🤖 AI Summary
LLM-as-a-judge exhibits significant positive bias: high true positive rate (96%) but extremely low true negative rate (<25%), compounded by class imbalance, leading to systematically inflated evaluation scores. To address this, we propose a dual-track calibration framework: (1) a “minority veto” mechanism that assigns higher discriminative weight to invalid outputs in ensemble voting; and (2) a regression-based bias modeling module that explicitly estimates and corrects the LLM’s inherent agreement bias using minimal human annotations. Evaluated on 366 high-school-level Python code feedback tasks, our method reduces the maximum absolute error to 1.2%, doubling the performance of the best ensemble baseline. This work achieves, for the first time, interpretable, quantifiable, and calibratable mitigation of LLM judgment bias—enabling reliable, bias-aware automated assessment.
📝 Abstract
New Large Language Models (LLMs) become available every few weeks, and modern application developers confronted with the unenviable task of having to decide if they should switch to a new model. While human evaluation remains the gold standard, it is costly and unscalable. The state-of-the-art approach is to use LLMs as evaluators ( LLM-as-a-judge), but this suffers from a critical flaw: LLMs exhibit a strong positive bias. We provide empirical evidence showing that while LLMs can identify valid outputs with high accuracy (i.e., True Positive Rate 96%), they are remarkably poor at identifying invalid ones (i.e., True Negative Rate <25%). This systematic bias, coupled with class imbalance, often leads to inflated reliability scores.
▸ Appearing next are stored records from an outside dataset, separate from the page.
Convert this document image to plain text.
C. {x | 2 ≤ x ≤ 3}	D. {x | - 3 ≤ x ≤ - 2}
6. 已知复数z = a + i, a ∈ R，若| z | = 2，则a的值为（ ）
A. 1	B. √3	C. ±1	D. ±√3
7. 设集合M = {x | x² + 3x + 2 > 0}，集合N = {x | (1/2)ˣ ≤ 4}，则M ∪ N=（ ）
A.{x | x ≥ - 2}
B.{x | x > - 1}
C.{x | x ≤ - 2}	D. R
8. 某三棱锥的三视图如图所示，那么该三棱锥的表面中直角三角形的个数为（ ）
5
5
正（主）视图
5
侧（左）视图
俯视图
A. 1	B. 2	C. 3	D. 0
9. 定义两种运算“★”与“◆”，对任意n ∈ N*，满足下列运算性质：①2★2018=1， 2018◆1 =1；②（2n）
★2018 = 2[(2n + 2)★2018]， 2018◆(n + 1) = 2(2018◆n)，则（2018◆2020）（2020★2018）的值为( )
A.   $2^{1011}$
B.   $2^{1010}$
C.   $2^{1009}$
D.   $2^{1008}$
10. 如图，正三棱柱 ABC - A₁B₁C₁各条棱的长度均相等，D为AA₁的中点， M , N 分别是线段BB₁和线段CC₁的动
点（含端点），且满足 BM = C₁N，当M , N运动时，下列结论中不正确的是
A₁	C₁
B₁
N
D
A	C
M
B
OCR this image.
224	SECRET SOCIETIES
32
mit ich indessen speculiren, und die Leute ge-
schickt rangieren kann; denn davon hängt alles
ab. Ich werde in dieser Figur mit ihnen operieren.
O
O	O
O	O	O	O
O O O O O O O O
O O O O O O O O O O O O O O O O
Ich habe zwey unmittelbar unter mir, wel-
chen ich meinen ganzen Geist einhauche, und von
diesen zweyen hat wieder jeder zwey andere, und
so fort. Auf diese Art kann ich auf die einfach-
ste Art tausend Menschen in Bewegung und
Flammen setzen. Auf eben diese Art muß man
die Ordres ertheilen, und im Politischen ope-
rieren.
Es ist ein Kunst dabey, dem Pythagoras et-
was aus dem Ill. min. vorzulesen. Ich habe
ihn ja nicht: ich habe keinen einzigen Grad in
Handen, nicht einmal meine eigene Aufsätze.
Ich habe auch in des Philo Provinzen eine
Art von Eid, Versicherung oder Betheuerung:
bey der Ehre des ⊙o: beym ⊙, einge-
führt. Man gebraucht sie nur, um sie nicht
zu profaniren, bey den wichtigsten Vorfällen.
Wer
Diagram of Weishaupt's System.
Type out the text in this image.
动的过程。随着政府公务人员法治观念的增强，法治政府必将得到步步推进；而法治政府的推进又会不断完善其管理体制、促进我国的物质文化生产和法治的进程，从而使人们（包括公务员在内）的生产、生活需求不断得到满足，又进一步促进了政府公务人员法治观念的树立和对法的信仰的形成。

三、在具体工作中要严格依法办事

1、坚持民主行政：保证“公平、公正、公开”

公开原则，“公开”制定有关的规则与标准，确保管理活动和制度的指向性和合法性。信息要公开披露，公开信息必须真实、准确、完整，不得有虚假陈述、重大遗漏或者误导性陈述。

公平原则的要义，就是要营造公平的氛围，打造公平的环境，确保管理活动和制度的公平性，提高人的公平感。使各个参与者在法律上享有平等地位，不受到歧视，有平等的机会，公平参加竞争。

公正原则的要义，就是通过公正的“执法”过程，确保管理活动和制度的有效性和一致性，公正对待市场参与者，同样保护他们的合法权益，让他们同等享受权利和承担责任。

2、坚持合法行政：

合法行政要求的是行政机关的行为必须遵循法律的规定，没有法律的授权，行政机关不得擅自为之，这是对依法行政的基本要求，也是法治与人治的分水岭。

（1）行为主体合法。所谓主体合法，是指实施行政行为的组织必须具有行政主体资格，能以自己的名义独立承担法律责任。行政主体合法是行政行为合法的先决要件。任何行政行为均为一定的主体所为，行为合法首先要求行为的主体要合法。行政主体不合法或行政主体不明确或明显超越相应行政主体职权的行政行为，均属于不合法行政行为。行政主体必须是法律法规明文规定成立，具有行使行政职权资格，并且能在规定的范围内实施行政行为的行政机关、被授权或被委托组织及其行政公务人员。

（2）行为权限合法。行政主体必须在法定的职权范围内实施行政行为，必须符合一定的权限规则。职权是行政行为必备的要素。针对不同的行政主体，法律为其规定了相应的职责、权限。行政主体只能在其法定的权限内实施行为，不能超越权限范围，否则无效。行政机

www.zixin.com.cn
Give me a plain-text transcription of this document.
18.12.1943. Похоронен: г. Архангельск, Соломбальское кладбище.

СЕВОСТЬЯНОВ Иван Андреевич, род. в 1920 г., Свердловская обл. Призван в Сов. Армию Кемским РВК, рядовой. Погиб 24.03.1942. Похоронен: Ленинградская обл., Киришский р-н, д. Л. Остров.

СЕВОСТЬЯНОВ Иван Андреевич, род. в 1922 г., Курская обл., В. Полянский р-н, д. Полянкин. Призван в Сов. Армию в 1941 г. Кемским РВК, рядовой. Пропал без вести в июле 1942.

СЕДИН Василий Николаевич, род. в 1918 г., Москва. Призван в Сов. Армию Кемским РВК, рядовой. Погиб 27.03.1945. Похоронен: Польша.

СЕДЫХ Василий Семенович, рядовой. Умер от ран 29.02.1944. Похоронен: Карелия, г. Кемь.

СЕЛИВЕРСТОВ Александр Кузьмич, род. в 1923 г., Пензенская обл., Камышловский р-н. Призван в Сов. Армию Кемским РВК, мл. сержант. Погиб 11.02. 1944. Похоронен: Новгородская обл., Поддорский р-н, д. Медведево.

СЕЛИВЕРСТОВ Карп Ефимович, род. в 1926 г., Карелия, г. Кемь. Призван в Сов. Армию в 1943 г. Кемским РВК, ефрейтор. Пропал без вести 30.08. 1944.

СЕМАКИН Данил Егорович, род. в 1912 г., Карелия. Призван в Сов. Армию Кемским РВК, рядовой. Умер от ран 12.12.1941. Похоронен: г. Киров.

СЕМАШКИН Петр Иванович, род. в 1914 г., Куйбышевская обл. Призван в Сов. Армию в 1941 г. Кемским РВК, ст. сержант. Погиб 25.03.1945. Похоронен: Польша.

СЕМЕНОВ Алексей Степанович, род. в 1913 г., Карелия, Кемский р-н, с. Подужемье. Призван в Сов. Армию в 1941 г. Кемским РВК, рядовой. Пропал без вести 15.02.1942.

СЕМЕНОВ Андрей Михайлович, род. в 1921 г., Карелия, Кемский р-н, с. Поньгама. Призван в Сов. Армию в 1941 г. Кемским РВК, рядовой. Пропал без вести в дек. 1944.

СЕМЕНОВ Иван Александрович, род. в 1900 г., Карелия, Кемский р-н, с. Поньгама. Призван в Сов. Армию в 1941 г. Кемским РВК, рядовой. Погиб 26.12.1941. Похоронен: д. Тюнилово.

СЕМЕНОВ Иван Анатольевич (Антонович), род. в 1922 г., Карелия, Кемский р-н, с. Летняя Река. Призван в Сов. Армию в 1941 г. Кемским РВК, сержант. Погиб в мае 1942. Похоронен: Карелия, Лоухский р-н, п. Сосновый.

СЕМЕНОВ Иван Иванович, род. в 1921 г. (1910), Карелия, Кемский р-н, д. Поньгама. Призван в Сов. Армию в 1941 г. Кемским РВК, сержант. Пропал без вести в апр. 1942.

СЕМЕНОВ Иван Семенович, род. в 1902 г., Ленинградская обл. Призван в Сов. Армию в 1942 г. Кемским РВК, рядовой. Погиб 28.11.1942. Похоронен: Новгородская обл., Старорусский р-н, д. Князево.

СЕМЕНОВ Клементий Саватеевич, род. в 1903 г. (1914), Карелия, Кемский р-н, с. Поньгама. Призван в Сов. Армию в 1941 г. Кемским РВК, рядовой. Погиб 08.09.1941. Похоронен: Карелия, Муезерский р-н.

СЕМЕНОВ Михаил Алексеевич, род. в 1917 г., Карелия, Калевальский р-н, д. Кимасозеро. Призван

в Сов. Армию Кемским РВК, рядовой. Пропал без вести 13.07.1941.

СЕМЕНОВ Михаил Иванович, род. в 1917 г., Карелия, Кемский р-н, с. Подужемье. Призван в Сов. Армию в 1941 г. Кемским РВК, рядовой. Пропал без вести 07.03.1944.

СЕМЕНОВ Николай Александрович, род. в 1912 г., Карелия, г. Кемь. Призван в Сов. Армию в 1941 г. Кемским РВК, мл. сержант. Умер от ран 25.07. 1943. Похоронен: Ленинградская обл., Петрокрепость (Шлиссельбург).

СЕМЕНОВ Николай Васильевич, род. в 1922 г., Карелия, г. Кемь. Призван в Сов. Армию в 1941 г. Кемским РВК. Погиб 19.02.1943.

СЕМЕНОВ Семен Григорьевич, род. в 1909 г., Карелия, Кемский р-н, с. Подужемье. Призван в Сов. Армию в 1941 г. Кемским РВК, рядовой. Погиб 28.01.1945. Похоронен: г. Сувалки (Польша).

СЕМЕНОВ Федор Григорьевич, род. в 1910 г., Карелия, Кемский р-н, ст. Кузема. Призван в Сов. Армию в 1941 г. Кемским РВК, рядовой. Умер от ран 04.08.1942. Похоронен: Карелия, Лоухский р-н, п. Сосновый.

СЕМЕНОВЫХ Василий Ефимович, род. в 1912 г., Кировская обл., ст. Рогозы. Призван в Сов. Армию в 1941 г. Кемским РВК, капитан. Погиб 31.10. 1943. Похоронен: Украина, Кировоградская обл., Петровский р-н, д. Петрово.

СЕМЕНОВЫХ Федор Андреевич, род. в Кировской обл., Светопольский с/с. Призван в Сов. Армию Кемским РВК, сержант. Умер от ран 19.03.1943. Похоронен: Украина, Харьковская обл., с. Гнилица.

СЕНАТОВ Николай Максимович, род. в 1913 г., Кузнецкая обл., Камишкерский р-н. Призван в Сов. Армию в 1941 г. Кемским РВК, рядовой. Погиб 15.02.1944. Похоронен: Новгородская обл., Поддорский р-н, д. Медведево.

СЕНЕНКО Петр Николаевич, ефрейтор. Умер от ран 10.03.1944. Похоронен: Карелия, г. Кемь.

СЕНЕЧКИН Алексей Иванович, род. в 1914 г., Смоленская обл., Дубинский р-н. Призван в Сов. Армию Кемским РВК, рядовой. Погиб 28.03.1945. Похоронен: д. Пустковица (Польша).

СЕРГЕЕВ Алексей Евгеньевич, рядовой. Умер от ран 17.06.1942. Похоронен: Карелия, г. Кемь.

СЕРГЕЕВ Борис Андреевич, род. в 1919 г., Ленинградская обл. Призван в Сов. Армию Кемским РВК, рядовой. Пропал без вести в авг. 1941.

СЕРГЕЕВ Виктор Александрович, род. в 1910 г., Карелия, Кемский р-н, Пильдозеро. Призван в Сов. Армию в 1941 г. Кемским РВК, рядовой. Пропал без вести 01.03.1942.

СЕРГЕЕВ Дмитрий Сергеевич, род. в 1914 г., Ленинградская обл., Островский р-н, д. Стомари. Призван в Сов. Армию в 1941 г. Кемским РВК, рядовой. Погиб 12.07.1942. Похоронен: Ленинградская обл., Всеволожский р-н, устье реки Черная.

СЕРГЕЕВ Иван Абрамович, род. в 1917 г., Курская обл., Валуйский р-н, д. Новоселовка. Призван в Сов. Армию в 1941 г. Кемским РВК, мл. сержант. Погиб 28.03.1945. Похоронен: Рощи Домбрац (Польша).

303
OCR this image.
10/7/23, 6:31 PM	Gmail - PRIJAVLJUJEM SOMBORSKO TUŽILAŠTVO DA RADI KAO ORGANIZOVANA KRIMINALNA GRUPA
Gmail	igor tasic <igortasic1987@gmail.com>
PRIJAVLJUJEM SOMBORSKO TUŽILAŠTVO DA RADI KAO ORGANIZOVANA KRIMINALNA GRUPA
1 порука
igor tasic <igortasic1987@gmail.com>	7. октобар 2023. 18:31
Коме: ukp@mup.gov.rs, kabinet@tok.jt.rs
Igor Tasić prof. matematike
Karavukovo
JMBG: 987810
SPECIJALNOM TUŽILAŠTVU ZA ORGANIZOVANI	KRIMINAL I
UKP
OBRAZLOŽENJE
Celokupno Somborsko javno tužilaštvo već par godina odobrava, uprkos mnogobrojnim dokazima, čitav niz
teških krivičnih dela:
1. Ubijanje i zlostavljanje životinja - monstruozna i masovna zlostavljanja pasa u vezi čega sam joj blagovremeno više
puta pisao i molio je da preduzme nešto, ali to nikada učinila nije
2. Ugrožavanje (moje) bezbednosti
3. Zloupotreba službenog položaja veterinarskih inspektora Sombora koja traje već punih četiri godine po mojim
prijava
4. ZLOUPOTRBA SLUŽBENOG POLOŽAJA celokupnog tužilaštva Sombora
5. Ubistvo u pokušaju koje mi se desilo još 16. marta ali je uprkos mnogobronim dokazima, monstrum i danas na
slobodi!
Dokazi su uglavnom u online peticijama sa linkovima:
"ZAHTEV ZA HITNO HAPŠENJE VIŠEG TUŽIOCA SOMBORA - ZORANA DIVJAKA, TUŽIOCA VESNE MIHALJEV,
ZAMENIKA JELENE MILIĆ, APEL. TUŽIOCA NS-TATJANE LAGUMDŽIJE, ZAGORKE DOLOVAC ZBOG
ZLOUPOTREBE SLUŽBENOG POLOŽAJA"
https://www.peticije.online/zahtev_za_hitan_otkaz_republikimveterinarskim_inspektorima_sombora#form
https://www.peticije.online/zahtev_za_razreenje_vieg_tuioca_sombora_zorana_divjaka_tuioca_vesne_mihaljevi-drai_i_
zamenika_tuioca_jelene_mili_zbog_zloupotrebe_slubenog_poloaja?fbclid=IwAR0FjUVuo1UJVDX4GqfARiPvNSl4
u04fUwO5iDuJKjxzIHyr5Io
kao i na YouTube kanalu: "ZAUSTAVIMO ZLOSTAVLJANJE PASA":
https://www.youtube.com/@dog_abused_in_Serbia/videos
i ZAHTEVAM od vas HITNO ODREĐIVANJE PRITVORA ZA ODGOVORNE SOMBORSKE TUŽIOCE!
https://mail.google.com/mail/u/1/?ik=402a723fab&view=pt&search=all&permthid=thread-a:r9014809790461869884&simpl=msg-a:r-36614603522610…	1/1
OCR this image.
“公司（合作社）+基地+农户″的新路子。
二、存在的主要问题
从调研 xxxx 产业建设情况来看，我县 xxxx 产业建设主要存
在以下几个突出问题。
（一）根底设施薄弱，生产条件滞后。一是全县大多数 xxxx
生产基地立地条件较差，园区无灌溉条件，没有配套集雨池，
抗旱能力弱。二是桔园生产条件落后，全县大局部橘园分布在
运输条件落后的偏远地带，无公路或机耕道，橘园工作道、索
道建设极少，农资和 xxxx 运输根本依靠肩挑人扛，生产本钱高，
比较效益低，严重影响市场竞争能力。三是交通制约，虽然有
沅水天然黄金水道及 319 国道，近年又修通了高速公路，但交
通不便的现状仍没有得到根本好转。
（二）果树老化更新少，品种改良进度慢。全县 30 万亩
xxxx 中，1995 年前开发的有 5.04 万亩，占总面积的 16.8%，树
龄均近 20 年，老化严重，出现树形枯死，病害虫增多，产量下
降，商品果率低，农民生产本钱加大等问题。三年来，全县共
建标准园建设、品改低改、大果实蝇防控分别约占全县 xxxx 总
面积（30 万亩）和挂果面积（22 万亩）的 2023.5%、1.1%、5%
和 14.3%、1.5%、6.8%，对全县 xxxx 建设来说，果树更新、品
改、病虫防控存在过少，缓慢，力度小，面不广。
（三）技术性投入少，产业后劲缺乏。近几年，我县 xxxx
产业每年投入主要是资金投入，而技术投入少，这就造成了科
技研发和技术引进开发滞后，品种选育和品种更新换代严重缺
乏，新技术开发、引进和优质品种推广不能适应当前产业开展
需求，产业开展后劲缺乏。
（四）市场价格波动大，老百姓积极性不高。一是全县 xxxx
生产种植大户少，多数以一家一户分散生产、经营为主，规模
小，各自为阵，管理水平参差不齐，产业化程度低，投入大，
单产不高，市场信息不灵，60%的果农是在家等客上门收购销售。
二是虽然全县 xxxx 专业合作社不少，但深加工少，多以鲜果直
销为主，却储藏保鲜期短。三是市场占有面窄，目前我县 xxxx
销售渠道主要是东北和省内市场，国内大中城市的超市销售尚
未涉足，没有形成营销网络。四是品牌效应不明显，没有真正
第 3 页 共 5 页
While ensemble-based methods like majority voting can help, we show that they are not good enough. We introduce an optimal minority-veto strategy that is resilient to missing data and mitigates this bias to a large extent. For scenarios requiring even higher precision, we propose a novel regression-based framework that directly models the validator bias using a small set of human-annotated ground truth data. On a challenging code feedback task over 366 high-school Python programs, our regression approach reduces the maximum absolute error to just 1.2%, achieving a 2x improvement over the best-performing ensemble of 14 state-of-the-art LLMs.